Bakas Spyridon, Shukla Gaurav, Akbari Hamed, Erus Guray, Sotiras Aristeidis, Rathore Saima, Sako Chiharu, Min Ha Sung, Rozycki Martin, Singh Ashish, Shinohara Russell, Bilello Michel, Davatzikos Christos
University of Pennsylvania, Department of Radiology, Center for Biomedical Image Computing and Analytics, University of Pennsylvania, USA.
Washington University, Department of Radiology, St. Louis, MO, USA.
Proc SPIE Int Soc Opt Eng. 2020 Feb;11315. doi: 10.1117/12.2566505. Epub 2020 Mar 16.

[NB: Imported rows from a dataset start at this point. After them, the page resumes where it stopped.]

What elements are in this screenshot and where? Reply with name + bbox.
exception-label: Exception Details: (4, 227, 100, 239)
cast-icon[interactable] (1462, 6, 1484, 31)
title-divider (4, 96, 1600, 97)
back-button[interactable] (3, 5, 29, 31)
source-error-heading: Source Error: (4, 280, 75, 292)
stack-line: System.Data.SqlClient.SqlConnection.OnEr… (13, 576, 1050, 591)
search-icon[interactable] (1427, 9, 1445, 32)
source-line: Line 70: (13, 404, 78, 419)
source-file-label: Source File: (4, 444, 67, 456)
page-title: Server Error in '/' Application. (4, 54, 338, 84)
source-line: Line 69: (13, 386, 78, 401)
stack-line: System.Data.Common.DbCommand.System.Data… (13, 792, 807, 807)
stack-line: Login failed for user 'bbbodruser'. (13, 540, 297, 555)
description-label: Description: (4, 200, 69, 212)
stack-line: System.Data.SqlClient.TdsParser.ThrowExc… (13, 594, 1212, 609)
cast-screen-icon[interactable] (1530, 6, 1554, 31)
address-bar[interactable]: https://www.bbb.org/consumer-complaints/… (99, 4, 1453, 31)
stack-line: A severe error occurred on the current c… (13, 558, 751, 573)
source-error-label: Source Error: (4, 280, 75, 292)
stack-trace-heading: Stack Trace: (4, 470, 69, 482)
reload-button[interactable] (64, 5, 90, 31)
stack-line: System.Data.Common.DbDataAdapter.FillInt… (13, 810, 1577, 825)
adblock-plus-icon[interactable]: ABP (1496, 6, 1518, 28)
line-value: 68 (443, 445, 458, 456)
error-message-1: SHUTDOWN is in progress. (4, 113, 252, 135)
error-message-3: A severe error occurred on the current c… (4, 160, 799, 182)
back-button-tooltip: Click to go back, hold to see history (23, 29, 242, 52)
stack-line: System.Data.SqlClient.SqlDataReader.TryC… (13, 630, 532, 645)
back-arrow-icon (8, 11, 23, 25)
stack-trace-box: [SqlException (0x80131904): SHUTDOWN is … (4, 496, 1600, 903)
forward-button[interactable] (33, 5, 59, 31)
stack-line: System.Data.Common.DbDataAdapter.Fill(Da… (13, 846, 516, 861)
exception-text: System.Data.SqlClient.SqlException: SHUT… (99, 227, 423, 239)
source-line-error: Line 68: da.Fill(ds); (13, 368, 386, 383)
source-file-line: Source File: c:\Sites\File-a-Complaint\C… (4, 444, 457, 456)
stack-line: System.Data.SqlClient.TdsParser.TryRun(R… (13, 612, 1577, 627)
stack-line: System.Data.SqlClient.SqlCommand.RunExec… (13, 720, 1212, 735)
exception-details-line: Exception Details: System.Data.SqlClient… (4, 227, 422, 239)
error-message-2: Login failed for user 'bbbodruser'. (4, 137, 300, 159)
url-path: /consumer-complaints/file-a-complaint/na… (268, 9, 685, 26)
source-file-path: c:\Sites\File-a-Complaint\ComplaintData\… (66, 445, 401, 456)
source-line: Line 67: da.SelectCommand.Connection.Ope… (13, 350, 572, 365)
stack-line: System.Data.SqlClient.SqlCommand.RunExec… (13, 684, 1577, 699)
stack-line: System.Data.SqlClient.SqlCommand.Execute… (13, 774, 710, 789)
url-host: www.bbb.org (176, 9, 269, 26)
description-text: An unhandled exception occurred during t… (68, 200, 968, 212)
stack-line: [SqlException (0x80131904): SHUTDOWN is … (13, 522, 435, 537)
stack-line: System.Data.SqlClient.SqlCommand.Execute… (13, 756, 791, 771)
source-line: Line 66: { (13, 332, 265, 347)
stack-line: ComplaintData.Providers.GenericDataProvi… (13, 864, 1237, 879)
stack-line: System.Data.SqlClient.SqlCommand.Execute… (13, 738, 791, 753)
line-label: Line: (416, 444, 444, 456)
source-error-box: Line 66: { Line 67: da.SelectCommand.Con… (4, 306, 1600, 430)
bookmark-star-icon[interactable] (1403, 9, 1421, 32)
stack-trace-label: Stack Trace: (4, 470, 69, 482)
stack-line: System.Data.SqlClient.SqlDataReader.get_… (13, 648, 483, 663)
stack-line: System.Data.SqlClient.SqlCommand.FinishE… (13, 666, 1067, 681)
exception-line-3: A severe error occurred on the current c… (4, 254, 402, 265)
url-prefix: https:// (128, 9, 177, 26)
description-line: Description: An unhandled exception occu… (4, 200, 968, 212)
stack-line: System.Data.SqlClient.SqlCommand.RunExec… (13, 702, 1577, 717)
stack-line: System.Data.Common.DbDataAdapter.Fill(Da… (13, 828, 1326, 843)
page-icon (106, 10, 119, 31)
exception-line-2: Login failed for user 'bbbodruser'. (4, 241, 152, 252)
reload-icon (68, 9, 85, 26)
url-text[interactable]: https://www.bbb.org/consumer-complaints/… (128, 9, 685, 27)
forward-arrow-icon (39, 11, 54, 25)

Glioblastoma, the most common and aggressive adult brain tumor, is considered non-curative at diagnosis. Current literature shows promise on imaging-based overall survival prediction for patients with glioblastoma while integrating advanced (structural, perfusion, and diffusion) multipara metric magnetic resonance imaging (Adv-mpMRI). However, most patients prior to initiation of therapy typically undergo only basic structural mpMRI (Bas-mpMRI, i.e., T1,T1-Gd,T2,T2-FLAIR) pre-operatively, rather than Adv-mpMRI. Here we assess a retrospective cohort of 101 glioblastoma patients with available Adv-mpMRI from a previous study, which has shown that an initial feature panel (IFP) extracted from Adv-mpMRI can yield accurate overall survival stratification. We further focus on demonstrating that equally accurate prediction models can be constructed using augmented feature panels (AFP) extracted solely from Bas-mpMRI, obviating the need for using Adv-mpMRI. The classification accuracy of the model utilizing Adv-mpMRI protocols and the IFP was 72.77%, and improved to 74.26% when utilizing the AFP on Bas-mpMRI. Furthermore, Kaplan-Meier analysis demonstrated superior classification of subjects into short-, intermediate-, and long-survivor classes when using AFPon Basic-mpMRI. This quantitative evaluation indicates that accurate survival prediction in glioblastoma patients is feasible by using solely Bas-mpMRI and integrative radiomic analysis can compensate for the lack of Adv-mpMRI. Our finding holds promise for predicting overall survival based on commonly-acquired Bas-mpMRI, and hence for potential generalization across multiple institutions that may not have access to Adv-mpMRI, facilitating better patient selection.
胶质母细胞瘤是最常见且侵袭性最强的成人脑肿瘤,在诊断时被认为无法治愈。当前文献显示,在整合先进的(结构、灌注和扩散)多参数磁共振成像(Adv-mpMRI)时,基于成像的胶质母细胞瘤患者总生存预测具有前景。然而,大多数患者在开始治疗前通常仅在术前接受基本的结构多参数磁共振成像(Bas-mpMRI,即T1、T1-Gd、T2、T2-FLAIR),而非Adv-mpMRI。在此,我们评估了一项回顾性队列研究中的101例胶质母细胞瘤患者,这些患者可获取先前研究中的Adv-mpMRI,该研究表明从Adv-mpMRI中提取的初始特征组(IFP)能够实现准确的总生存分层。我们进一步着重证明,仅从Bas-mpMRI中提取的增强特征组(AFP)也能构建出同样准确的预测模型,从而无需使用Adv-mpMRI。利用Adv-mpMRI方案和IFP的模型分类准确率为72.77%,而在Bas-mpMRI上使用AFP时,准确率提高到了74.26%。此外,Kaplan-Meier分析表明,在使用Basic-mpMRI上的AFP时,将受试者更好地分类为短期、中期和长期生存类别。这种定量评估表明,仅使用Bas-mpMRI对胶质母细胞瘤患者进行准确的生存预测是可行的,综合影像组学分析可以弥补Adv-mpMRI的不足。我们的发现为基于常规获取的Bas-mpMRI预测总生存带来了希望,因此对于可能无法获取Adv-mpMRI的多个机构而言具有潜在的推广价值,有助于更好地进行患者选择。